Or to be specific, why do we use foldr to encode lists and iteration to encode numbers?
Sorry for the longwinded introduction, but I don't really know how to name the things I want to ask about so I'll need to give some exposition first. This draws heavily from this C.A.McCann post that just not quite satisfies my curiosity and I'll also be handwaving the issues with rank-n-types and infinite lazy things.
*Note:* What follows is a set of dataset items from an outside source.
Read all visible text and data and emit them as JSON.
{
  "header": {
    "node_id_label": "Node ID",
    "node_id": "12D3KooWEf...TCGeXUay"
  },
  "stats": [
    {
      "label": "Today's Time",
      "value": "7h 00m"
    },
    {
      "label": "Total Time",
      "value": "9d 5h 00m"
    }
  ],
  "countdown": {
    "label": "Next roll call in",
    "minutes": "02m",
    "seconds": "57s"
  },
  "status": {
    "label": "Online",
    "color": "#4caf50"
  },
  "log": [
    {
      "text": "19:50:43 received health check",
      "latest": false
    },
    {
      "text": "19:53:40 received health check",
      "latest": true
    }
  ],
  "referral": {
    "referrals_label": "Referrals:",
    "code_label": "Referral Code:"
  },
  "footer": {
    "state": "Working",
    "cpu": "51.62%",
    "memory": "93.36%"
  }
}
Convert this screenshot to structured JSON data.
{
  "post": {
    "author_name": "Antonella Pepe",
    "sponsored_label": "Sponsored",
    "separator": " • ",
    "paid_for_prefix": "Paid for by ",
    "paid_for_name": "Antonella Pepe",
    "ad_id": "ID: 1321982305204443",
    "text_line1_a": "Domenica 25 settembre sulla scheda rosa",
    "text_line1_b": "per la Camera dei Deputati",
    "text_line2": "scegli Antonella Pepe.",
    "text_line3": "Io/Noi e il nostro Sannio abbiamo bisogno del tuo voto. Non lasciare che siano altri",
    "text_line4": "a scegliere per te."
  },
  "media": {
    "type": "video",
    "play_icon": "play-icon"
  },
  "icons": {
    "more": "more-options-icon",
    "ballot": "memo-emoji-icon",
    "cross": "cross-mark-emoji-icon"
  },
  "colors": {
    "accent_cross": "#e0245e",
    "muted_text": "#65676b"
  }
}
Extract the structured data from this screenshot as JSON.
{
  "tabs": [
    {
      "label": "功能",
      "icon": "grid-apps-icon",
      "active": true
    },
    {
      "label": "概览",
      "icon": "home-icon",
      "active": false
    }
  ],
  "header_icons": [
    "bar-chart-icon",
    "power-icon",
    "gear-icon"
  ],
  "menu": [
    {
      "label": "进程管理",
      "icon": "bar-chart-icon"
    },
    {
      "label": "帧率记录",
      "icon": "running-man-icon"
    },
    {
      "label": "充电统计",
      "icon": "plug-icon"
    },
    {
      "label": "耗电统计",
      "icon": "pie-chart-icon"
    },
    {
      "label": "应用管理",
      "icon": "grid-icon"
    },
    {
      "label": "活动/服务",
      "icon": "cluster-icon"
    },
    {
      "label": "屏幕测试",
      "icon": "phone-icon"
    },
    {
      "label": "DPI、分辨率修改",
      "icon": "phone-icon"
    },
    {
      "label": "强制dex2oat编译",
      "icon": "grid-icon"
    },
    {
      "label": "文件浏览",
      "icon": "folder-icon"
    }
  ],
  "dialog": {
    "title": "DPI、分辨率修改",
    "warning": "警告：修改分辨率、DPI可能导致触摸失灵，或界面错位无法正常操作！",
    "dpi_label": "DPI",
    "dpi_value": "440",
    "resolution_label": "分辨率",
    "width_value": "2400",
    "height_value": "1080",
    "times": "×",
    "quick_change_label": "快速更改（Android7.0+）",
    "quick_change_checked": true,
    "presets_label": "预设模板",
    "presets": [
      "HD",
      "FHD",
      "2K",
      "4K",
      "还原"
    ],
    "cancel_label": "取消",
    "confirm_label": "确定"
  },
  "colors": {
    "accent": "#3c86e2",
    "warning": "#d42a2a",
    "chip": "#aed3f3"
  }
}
One way to encode datatypes as functions is to create a "pattern matching" function that receives one argument for each case, each argument being a function that receives the values corresponding to that constructor and all arguments returning a same result type.
This all works out as expected for non-recursive types
--encoding data Bool = true | False
type Bool r = r -> r -> r
true :: Bool r
true = \ct cf -> ct
false :: Bool r
false = \ct cf -> cf
--encoding data Either a b = Left a | Right b
type Either a b r = (a -> r) -> (b -> r) -> r
left :: a -> Either a b r
left x = \cl cr -> cl x
right :: b -> Either a b r
right y = \cl cr -> cr y
However, the nice analogy with pattern matching breaks down with recursive types. We might be tempted to do something like
--encoding data Nat = Z | S Nat
type RecNat r = r -> (RecNat -> r) -> r
zero = \cz cs -> cz
succ n = \cz cs -> cs n
-- encoding data List a = Nil | Cons a (List a)
type RecListType a r = r -> (a -> RecListType -> r) -> r
nil = \cnil ccons -> cnil
cons x xs = \cnil ccons -> ccons x xs
but we can't write those recursive type definitions in Haskell! The usual solution is to force the callback of the cons/succ case to be applied to all levels of recursion instead of just the first one (ie, writing a fold/iterator). In this version we use the return type r
where the recursive type would be:
--encoding data Nat = Z | S Nat
type Nat r = r -> (r -> r) -> r
zero = \cz cf -> cz
succ n = \cz cf -> cf (n cz cf)
-- encoding data List a = Nil | Cons a (List a)
type recListType a r = r -> (a -> r -> r) -> r
nil = \z f -> z
cons x xs = \z f -> f x (xs z f)
While this version works, it makes defining some functions much harder. For example, writing a "tail" function for lists or a "predecessor" function for numbers is trivial if you can use pattern matching but gets tricky if you need to use the folds instead.
So onto my real questions:
How can we be sure that the encoding using folds is as powerful as the hypothetical "pattern matching encoding"? Is there a way to take an arbitrary function definition via pattern matching and mechanically convert it to one using only folds instead? (If so, this would also help make tricky definitions such as tail or foldl in terms of foldr as less magical)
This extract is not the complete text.